DIANDRA DONECKER, Partner & Managing Director at Grisebach.

Did you always want to work in the art industry?
I had always wanted to study art history. I found the combination of history and art as a medium utterly fascinating. It was also clear to me early on that I wanted to combine art and the markets, art and demand, art and trade. The pleasure of beholding, of collecting, and also that a work of art can have its price appealed to me. I enjoy working with people, getting out and about, and travelling, too – this mix is what attracts me and continues to nourish me to this day!

What has working in the art industry taught you?
Flexibility, openness, internationality, discipline, team spirit, and an insatiable thirst for knowledge.

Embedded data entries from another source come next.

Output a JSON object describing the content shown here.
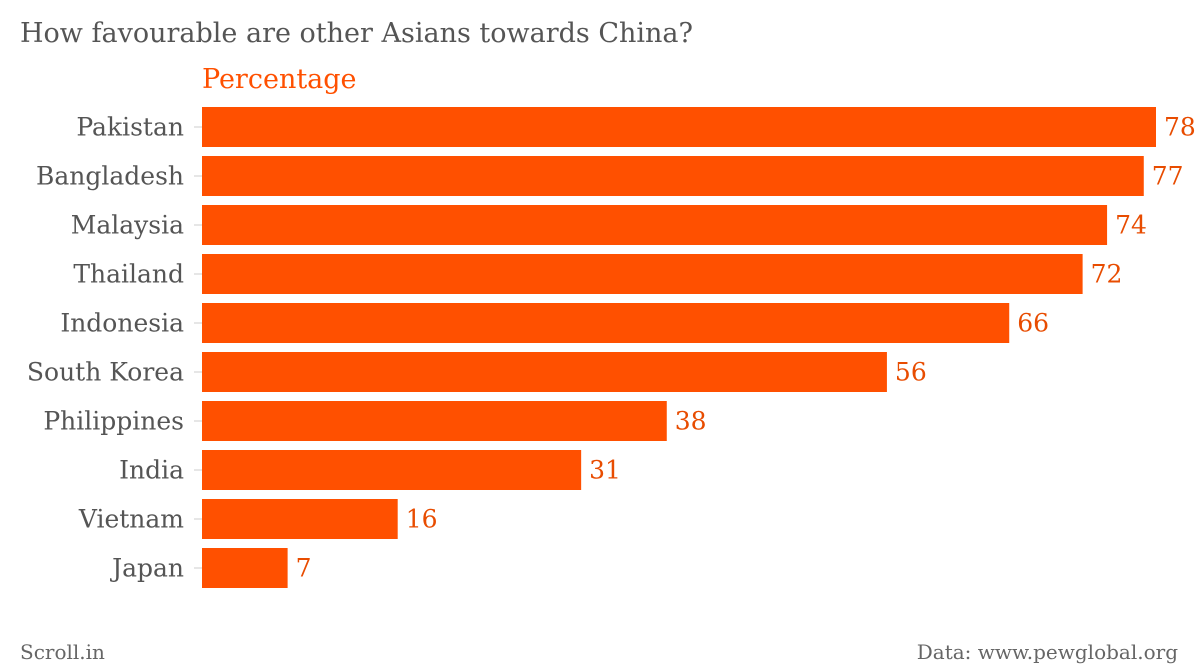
{
  "title": "How favourable are other Asians towards China?",
  "series_label": "Percentage",
  "footer": {
    "source_left": "Scroll.in",
    "source_right": "Data: www.pewglobal.org"
  },
  "colors": {
    "bar": "#ff5000",
    "value_label": "#e84c00",
    "category_label": "#555555",
    "tick": "#cccccc"
  },
  "chart_data": {
    "type": "bar",
    "orientation": "horizontal",
    "categories": [
      "Pakistan",
      "Bangladesh",
      "Malaysia",
      "Thailand",
      "Indonesia",
      "South Korea",
      "Philippines",
      "India",
      "Vietnam",
      "Japan"
    ],
    "values": [
      78,
      77,
      74,
      72,
      66,
      56,
      38,
      31,
      16,
      7
    ],
    "title": "How favourable are other Asians towards China?",
    "series_name": "Percentage",
    "xlim": [
      0,
      78
    ],
    "grid": false,
    "data_labels": true
  }
}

Did/do people underestimate you because of your age?
Absolutely! A 29-year-old woman running one of the most important auction houses in the German-speaking world (2019) ... That was quite a surprise for some colleagues ... But being underestimated has its advantages. Ultimately, it is the results that count, and the trust and confidence in one another. Today, I can look back with a smile on many an awkward remark or raised eyebrows.

What is the secret to your success?
Authenticity, kindness, courage, self-confidence and a little luck.

How important do you believe art is during the COVID-19 pandemic?
Art is always important. And the more difficult the times, the more important art becomes. Art also means reflecting on the world, on oneself as a human within the real world with all its challenges and doubts. Art as a focal point and space for reflection.
Our delight when museums and galleries reopened proved that art is enjoyed, loved and needed – and that life without art is possible, but pointless. Both in good times and in difficult times.

How will digitalization change the art industry?
Art is becoming more accessible and less elitist. At the same time, sensible reflection is needed on how art can continue to be seen and experienced when you can no longer behold the original first-hand. This is a challenge for mediation. Because at the end of the day, art is all about the experience – and this includes all of the sensory experiences you can have in front of a work of art. And nothing is better than the original! What I appreciate about digital advances is the dynamism and openness, transparency and “democratization”.

Which is your favorite piece of jewelry?
The watch that my beloved grandfather gave me when I graduated: a Cartier Tank. I have not been a single day without it for almost 15 years now.